Investment, Output, and the Cost of Capital

Discussants: Michael C. Lovell and Olivier Blanchard
Olivier Blanchard C. Fred Bergsten Senior Fellow - Peterson Institute for International Economics

1986, No. 1


ONE OF THE BEST-ESTABLISHED FACTS in macroeconomics is that business
fixed investment and output move strongly together over the business
cycle. By contrast, investment and the cost of capital are either uncorrelated
or only weakly correlated. These relationships might appear to
suggest that business fixed investment can be best explained by an
accelerator model of investment, whereby investment responds to
changes in the desired capital stock, itself determined by the demand for
output. The theory behind the accelerator model is akin to the man-onthe-
street view that firms have little incentive to invest when current
prospects for selling the output produced by the new capital are relatively
poor.
The claim that the correlation of output and investment is due to
demand shocks provides a challenge to neoclassical and neo-Keynesian
theories alike.
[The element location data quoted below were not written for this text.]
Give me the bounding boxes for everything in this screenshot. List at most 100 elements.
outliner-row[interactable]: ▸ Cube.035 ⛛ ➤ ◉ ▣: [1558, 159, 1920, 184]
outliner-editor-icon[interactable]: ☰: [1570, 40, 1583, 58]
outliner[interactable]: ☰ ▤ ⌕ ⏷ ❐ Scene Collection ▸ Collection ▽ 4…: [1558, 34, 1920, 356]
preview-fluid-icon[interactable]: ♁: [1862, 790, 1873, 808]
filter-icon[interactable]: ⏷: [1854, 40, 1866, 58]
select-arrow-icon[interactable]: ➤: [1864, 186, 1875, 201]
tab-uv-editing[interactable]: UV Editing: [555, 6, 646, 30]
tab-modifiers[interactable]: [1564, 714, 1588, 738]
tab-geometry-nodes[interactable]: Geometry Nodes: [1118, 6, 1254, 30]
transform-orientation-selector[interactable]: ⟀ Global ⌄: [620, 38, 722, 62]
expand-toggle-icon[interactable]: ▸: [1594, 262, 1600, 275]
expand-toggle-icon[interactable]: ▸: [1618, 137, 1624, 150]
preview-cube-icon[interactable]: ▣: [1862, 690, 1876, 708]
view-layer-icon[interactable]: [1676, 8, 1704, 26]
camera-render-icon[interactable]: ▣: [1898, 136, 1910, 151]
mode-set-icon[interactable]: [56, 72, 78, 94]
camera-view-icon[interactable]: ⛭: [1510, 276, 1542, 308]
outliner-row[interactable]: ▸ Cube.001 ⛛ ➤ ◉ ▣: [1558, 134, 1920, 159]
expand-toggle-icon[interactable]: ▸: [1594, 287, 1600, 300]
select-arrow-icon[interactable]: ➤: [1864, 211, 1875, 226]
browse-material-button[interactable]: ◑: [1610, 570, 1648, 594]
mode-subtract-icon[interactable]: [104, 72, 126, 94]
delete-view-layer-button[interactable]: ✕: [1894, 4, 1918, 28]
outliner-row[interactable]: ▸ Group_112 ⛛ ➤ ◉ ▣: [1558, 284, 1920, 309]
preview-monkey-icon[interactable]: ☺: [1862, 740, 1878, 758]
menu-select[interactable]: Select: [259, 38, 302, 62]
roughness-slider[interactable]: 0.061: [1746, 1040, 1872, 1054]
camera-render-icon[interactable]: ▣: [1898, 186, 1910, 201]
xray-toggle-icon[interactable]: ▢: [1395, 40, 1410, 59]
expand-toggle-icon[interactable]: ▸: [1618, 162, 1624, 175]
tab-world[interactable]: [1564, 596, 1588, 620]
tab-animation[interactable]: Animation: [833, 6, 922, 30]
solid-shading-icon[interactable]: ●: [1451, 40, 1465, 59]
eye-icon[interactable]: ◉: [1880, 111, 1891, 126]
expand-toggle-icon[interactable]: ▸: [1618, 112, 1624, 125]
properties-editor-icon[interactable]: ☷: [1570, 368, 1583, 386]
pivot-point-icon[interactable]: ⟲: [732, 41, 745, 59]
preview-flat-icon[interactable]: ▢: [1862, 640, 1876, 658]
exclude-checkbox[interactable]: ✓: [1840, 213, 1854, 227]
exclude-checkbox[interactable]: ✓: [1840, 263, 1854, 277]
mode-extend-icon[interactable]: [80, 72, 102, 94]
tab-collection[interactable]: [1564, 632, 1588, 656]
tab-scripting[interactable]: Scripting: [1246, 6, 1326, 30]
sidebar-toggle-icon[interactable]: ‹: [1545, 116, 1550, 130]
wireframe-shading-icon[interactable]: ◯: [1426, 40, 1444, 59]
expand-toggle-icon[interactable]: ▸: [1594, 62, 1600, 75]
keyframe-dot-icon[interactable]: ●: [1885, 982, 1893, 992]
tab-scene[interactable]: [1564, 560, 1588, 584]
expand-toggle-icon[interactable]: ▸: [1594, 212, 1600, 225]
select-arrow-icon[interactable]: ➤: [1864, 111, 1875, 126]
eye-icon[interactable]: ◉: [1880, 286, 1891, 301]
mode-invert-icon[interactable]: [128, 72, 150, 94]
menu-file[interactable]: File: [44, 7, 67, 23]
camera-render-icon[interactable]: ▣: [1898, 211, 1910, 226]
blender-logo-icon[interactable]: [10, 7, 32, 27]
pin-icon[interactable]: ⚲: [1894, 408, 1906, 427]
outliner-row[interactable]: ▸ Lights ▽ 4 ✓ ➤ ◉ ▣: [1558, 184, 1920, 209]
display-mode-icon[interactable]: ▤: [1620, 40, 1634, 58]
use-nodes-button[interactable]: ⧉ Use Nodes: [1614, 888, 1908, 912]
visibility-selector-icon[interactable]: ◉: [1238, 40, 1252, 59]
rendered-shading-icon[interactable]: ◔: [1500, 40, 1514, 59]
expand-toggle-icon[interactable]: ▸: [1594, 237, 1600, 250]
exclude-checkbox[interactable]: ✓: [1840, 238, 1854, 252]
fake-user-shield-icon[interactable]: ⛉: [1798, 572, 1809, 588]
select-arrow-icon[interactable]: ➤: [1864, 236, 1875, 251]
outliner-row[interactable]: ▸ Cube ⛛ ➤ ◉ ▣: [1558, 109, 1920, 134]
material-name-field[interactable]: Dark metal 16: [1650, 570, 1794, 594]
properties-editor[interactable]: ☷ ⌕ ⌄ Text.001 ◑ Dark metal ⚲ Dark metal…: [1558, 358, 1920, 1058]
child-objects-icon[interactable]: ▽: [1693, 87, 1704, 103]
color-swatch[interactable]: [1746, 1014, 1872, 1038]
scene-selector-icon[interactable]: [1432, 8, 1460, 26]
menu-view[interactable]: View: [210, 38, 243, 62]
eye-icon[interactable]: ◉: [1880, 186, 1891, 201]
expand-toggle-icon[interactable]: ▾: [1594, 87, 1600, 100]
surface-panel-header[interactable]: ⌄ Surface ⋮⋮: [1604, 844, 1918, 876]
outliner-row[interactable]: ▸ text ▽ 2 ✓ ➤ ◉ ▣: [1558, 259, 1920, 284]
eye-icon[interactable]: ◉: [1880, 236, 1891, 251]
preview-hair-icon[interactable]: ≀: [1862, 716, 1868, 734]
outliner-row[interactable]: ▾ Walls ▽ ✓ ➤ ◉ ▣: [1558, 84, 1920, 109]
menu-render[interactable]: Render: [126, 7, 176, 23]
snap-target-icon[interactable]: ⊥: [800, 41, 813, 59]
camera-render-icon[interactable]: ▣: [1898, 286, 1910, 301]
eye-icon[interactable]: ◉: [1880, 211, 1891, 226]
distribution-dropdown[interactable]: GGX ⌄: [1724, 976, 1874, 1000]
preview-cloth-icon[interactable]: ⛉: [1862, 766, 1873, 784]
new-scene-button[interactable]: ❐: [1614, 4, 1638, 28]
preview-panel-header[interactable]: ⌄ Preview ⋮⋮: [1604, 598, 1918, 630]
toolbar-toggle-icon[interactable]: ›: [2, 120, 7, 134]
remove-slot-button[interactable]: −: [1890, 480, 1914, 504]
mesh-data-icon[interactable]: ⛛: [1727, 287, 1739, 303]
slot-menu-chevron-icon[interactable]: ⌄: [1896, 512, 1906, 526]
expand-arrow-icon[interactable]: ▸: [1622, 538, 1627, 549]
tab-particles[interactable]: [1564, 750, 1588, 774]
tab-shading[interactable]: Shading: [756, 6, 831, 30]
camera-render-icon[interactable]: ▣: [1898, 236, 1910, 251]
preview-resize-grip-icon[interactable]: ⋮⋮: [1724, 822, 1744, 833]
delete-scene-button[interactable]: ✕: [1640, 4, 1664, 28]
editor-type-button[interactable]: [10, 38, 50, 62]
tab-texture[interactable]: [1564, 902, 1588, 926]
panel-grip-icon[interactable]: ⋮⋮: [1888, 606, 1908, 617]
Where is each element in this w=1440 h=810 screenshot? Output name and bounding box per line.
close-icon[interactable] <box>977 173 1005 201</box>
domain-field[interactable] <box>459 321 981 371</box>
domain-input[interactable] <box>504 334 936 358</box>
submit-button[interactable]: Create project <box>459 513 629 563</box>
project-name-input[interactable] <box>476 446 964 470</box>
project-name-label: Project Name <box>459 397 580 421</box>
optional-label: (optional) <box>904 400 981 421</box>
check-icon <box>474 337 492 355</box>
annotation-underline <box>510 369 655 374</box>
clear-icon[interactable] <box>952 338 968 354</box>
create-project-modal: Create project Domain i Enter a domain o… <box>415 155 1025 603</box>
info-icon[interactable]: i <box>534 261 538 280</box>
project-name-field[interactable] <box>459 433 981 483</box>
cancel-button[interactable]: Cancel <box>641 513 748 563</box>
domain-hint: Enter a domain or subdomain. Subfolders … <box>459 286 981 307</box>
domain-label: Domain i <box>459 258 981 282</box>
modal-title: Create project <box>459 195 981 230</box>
Neoclassical theories of investment view output as the
consequence of firms’ choice of capital stock and other factors, not the
cause. Put another way, if the neoclassical model is correct, firms should
use prices and not quantities as signals in making their investment
decisions. The observation that investment and output are strongly
correlated while the cost of capital has little correlation with investment
weighs against the neoclassical model.